Dans un pays développé et matériellement largement équipé comme l’est la France, sur une planète peuplée de 7 milliards d’humains et disposant de ressources naturelles limitées la seule et dernière possibilité de développement reste celle des compétences, de la culture et des connaissances.
Ouvrir et lire un livre ne coûte presque rien, ne consomme pas d’énergie fossile, apprendre et progresser sont des activités indispensables et partagées par l’humanité entière. Toutefois, en France, ces activités ne vont pas de soi, les apprentissages sont mal répartis, mais surtout nous ne les envisageons que dans le seul cadre scolaire, durant l’enfance.
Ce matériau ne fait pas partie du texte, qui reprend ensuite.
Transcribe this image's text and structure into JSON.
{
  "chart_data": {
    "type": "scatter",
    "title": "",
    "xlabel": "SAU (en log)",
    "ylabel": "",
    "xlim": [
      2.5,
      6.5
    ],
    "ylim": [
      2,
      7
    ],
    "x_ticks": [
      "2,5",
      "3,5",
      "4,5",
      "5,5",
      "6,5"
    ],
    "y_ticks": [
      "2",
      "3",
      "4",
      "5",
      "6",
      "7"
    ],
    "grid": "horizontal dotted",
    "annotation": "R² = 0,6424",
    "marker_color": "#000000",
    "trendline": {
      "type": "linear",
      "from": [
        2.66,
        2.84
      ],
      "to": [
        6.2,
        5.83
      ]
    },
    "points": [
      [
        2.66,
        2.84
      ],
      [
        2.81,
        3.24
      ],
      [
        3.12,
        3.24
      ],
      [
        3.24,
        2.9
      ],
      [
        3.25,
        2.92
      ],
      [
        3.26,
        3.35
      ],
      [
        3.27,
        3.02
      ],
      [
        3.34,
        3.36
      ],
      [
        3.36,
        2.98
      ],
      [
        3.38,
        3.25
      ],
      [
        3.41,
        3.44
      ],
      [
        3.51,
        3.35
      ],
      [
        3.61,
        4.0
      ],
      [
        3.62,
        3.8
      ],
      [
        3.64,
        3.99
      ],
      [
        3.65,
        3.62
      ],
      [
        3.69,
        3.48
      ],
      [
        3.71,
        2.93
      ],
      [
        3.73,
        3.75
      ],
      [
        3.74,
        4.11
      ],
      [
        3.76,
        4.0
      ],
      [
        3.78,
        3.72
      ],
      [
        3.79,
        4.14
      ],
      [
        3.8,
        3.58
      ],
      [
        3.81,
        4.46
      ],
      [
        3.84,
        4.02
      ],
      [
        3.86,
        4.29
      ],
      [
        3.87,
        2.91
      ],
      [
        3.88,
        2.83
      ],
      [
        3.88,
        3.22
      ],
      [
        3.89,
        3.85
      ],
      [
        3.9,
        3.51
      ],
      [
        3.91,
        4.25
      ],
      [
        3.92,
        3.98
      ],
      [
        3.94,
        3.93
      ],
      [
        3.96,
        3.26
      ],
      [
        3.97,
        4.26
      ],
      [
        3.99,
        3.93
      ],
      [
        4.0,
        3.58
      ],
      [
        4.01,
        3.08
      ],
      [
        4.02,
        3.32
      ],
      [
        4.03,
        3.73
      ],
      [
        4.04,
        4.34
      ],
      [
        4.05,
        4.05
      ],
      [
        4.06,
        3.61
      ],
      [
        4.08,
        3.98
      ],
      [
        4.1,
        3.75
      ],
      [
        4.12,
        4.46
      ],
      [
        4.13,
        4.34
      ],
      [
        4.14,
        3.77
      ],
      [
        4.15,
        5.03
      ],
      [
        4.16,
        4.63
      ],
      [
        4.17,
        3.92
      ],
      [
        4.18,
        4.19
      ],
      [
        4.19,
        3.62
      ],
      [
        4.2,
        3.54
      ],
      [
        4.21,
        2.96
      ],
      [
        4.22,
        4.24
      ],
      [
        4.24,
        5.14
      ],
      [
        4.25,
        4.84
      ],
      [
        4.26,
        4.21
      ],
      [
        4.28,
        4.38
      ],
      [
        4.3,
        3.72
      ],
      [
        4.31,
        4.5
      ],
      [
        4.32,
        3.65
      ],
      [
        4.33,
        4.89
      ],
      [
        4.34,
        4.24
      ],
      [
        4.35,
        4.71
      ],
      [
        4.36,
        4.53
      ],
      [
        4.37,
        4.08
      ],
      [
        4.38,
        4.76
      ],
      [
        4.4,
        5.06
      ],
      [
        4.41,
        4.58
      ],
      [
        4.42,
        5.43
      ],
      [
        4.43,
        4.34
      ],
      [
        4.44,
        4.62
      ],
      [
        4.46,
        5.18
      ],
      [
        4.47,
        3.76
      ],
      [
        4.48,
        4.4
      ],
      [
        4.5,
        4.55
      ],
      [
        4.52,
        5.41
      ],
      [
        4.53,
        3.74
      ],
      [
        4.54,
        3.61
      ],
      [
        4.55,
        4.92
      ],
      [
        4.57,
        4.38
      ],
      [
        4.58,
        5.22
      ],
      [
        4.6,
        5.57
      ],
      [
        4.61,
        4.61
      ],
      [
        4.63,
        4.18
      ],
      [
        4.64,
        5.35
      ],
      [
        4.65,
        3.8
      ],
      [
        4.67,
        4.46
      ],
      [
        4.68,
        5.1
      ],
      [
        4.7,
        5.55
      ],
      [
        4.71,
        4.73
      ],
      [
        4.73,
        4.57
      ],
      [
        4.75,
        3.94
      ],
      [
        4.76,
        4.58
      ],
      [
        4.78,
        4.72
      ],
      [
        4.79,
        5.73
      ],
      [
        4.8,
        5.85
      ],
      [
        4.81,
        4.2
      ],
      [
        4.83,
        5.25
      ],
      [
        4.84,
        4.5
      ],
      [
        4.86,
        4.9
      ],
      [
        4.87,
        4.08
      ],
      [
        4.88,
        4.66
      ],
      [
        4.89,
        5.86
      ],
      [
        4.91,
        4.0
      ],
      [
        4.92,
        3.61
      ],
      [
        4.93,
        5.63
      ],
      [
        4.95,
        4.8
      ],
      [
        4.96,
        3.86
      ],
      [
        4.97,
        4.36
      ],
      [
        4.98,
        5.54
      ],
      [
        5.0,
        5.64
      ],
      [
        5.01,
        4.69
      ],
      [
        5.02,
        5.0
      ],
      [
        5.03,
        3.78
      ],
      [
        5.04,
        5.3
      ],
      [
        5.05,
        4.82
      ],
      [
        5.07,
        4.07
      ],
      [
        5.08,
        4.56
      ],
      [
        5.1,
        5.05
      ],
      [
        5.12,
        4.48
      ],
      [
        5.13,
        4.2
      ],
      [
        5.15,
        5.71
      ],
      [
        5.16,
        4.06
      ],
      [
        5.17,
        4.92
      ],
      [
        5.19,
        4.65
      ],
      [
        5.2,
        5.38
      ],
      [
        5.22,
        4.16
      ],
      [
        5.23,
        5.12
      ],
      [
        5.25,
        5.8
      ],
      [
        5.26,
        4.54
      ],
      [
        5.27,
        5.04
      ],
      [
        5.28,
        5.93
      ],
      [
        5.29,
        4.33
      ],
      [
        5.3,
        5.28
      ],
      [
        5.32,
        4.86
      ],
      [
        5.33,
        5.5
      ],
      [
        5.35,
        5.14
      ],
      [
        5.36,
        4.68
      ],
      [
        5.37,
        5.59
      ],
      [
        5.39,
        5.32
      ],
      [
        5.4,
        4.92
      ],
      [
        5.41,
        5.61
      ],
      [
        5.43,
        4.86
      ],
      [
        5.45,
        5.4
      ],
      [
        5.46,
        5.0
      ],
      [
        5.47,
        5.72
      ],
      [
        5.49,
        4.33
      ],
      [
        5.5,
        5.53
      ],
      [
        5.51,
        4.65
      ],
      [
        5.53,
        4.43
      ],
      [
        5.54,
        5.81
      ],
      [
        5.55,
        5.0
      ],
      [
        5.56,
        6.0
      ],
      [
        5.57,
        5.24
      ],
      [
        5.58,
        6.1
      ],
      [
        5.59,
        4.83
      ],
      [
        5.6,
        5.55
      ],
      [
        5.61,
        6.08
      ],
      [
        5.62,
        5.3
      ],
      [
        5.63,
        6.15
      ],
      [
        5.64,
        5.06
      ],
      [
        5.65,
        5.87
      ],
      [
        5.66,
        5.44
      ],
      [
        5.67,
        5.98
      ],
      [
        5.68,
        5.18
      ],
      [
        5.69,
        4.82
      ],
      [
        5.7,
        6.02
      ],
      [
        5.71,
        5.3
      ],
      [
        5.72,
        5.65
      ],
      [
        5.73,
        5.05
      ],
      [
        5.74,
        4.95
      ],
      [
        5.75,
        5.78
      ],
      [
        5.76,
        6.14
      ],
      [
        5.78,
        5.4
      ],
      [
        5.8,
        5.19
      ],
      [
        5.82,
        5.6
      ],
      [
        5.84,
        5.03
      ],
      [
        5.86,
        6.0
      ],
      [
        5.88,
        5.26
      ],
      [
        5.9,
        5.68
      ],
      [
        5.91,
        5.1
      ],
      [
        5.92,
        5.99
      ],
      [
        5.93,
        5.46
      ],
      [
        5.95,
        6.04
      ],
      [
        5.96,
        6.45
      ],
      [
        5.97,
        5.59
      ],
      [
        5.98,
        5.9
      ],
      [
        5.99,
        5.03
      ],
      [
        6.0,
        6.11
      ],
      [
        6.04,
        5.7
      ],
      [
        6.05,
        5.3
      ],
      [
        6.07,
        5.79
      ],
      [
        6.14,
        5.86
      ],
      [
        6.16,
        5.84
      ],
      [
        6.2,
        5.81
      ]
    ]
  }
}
Selon l’OCDE (étude PIAAC d’octobre 2013) près de ¼ des adultes en France n’est plus capable de s’insérer durablement dans la société et le monde du travail. Même si la plupart des indicateurs mondiaux pointent les carences dysfonctionnement de notre système scolaire, les pouvoirs publics ont préféré une nouvelle fois choisir la pente la plus facile, celle de la réforme de la formation du secteur privé. Une formation professionnelle docile et accommodante alors que s’atteler à refonder l’école serait autrement risqué, difficile, mais crucial pour notre pays

On a souvent l’impression depuis 2008 que les entreprises privées, empêtrées dans une terrible tempête économique et financière, sont laissées seules à la manœuvre, sommées de réparer tous les maux de la société, responsables socialement de tout alors que l’État ne peut plus assumer alors que ce dernier est incapable de se réformer, d’arrêter cette machine administrative et législative folle faite d’inadaptations, d’impuissance et de manque de courage collectif.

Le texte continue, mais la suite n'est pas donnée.